Une tribune pour les luttes

Communiqué commun ERRC et LDH

Recensement des évacuations forcées de lieux de vie occupés par des Roms étrangers en France.
Evacuations de Roms : des niveaux intolérables, injustifiables, inutiles et coûteux !

Article mis en ligne le mercredi 15 janvier 2014


Paris, le 14 janvier 2014

Communiqué commun ERRC et LDH

Evacuations de Roms : des niveaux intolérables, injustifiables, inutiles et coûteux !

Les évacuations forcées des Roms étrangers durant l’année 2013 atteignent le chiffre de 21 537. Ceci représente plus de la totalité de la population habitant en bidonvilles ou en squats en France, évaluée à 16 949[1], en majorité des Roms étrangers.

Autrement dit, l’ensemble de la population rom vivant en bidonvilles et squats en France aurait été évacuée de force au moins une fois durant l’année 2013. En tout, il y a eu 165 évacuations perpétrées par les forces de l’ordre, concernant 19 380 personnes, et 22 évacuations suite à un incendie, affectant 2 157 personnes.
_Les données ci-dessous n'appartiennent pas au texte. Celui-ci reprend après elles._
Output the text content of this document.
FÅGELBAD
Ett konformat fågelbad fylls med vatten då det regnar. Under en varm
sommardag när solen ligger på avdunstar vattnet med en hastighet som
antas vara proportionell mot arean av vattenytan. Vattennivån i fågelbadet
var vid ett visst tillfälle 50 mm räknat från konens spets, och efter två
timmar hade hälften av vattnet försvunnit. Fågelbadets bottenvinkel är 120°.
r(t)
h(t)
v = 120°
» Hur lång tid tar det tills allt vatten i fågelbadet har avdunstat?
Ces chiffres sont largement supérieurs à ceux recensés les années précédentes, puisque nous avions recensé 9 404 personnes évacuées de force par les autorités de leurs lieux de vie en 2012, et 8 455 en 2011.

Il y a eu 118 évacuations forcées faisant suite à une assignation par les propriétaires des terrains ou des squats devant les tribunaux de grande instance (TGI) ou les tribunaux administratifs (TA), 34 faisant suite à un arrêté d’insalubrité ou de péril pris par la mairie ou le préfet, et 13 abandons des bidonvilles par les personnes elles-mêmes, dans la très grande majorité des cas sous la menace d’une évacuation forcée imminente. Nous rappelons que près des deux tiers des sites sont situés sur des terrains publics [1]. Ce sont donc des entités publiques qui assignent dans les deux tiers des cas les occupants à quitter ces sites.

On observe une nette recrudescence des évacuations forcées organisées par les forces de l’ordre durant la période estivale. Elles perdurent malheureusement au quatrième trimestre à un rythme presqu’aussi élevé, malgré une météo hivernale.

Le plus grand nombre d’évacuations forcées a été observé en Ile-de-France, comptant pour 57 % de leur total, le triste record étant détenu par le département de Seine-Saint-Denis. 39 % des évacuations ont eu lieu dans les quatre régions du Nord-Pas-de-Calais, Rhône-Alpes, Provence-Alpes-Côte-d’Azur et Aquitaine.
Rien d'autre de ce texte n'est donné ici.